The idea of serious play is simple, and it takes readers one step further than the usual discussions about creativity. In his Think Jar Collective piece, Weinlick writes “[W]hen putting conscious time in to taking breaks and daydreaming, it doesn’t mean you now have an excuse to be lazy.” This shows that in order to be creative — and to have those wonderful “Eureka!” moments — one needs to engage deeply in a task and then take breaks for relaxation.

Richard Feynman, the inspiration for Weinlick’s article, was a Nobel winner in physics who used this technique en route to reaching one of the most important conclusions in his academic career. Feynman would work hard on a given problem, asking a wide range of questions. When he felt that he needed a break, he would take a short walk (a breather) and later return to his desk.

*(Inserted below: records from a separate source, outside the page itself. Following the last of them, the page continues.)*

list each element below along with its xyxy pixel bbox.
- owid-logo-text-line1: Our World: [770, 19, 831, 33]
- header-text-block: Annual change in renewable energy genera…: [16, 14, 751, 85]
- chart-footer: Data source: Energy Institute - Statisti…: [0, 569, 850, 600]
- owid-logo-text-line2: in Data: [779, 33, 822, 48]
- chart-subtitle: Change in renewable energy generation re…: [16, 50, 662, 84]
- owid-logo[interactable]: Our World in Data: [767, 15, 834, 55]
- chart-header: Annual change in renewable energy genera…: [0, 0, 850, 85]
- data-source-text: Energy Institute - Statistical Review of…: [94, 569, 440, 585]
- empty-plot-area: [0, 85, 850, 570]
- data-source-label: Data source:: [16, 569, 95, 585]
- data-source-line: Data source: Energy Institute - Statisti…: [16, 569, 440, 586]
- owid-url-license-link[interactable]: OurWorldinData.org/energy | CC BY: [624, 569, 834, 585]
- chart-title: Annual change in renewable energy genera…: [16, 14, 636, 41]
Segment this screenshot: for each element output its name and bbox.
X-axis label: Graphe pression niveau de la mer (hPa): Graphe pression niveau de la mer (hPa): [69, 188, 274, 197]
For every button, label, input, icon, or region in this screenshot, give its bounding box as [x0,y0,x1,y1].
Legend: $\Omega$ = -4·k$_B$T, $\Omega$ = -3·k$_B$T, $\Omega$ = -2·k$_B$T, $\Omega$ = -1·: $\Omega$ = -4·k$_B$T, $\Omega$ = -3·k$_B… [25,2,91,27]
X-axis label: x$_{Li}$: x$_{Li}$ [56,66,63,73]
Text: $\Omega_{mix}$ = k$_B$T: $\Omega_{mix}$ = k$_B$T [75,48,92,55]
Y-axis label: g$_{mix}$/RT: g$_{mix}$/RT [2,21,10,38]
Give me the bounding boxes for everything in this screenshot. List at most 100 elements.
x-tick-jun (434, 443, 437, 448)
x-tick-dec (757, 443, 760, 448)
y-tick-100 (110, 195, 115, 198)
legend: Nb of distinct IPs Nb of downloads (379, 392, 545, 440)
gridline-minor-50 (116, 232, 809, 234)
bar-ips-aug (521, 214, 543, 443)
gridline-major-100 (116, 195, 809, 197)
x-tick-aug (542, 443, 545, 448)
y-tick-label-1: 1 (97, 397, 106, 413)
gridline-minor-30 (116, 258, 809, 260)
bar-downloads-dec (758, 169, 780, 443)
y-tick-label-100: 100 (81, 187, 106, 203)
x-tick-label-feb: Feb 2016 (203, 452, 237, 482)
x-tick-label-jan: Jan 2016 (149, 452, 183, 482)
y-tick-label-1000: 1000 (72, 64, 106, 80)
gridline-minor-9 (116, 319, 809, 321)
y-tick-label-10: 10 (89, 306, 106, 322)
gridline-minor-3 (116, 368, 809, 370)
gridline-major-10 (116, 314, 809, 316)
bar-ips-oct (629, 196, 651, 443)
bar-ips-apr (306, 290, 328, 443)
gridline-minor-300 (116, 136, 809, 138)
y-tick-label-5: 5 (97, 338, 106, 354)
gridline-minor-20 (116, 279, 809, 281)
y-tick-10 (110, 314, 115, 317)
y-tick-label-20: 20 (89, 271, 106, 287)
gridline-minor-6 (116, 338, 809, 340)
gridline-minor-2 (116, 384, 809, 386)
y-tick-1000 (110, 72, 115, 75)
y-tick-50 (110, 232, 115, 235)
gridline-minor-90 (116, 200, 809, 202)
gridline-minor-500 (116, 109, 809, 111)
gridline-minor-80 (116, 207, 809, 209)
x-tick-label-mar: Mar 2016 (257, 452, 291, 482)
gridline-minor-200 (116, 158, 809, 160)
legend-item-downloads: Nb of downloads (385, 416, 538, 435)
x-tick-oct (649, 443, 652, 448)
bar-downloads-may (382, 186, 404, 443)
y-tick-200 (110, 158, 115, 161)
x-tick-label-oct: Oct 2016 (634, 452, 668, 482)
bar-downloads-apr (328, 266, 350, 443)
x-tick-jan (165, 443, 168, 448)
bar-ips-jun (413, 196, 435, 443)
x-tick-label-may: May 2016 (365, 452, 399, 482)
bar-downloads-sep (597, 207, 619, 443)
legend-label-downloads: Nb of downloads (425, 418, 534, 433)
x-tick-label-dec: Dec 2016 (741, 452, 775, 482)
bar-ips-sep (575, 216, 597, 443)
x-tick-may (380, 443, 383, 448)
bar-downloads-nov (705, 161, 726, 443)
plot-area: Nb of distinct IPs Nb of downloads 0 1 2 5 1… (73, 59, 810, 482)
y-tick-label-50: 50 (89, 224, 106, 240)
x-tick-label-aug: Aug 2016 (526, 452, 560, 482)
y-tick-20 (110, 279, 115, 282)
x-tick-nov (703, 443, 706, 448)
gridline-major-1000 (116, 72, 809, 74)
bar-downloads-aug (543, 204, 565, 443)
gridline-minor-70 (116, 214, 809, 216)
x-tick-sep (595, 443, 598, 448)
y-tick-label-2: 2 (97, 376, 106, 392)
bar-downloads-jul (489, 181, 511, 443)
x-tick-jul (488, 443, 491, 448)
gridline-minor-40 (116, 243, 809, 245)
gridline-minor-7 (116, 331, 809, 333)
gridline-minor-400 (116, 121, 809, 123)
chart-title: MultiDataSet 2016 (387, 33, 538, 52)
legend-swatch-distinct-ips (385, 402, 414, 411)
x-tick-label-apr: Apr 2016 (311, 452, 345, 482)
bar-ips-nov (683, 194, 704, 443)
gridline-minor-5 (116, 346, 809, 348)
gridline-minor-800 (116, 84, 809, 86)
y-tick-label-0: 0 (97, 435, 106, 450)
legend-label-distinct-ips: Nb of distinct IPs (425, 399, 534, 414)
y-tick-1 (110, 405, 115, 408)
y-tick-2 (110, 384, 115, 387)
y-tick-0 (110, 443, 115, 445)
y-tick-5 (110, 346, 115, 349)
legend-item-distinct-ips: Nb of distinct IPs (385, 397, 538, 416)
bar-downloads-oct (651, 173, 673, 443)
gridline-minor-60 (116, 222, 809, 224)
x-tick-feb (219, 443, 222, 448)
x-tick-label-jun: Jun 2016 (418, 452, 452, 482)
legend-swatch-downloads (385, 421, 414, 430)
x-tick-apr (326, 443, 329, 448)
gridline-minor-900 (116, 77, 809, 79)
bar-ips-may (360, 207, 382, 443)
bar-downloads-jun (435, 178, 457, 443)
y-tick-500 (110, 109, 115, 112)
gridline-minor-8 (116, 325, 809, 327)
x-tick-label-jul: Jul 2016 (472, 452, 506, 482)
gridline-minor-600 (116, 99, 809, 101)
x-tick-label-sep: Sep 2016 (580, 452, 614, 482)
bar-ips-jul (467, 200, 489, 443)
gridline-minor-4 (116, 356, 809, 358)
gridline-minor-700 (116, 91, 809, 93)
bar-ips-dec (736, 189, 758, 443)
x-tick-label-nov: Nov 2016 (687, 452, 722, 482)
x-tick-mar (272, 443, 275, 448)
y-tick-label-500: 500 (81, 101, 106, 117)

Don’t Avoid Studying: Embrace It!

For students, serious play can take one from mediocre achievement in the classroom to enhanced creativity and performance on exams. For the avid texter, consider doing this: Rather than texting intermittently throughout study periods, work for thirty minutes at a time with intense focus. During these chunks of time, it is important pay close attention to readings, ask lots of questions and take plenty of notes. When enough time has been spent on readings, one should take a walk, text with friends, go for coffee at the local coffee shop, etc.

The benefits to serious play can be life-changing. In the year that I’ve implemented this new routine, I’ve launched what is now one of Edmonton’s highest-read online politics and culture magazines and came up with a book idea that has evolved into a soon-to-be published book. Interestingly, this added boost of creativity only required a slight tweak in routine. Rather than view studying as a task to be avoided, embrace it. Whether it is studying class notes or engaging in any other type of learning, dedicate your full attention to it and experiment with new questions and ideas. During your breaks, let out a deep breath, stretch your legs and do as much texting as you want.

Emerson Csorba
Author: Emerson Csorba
Emerson Csorba is a fourth-year student in Sciences Politiques and Political Sciences at the University of Alberta. He is a 3M National Student Fellow, and contributes to publications such as The Globe and Mail, University Affairs and The Wanderer Online.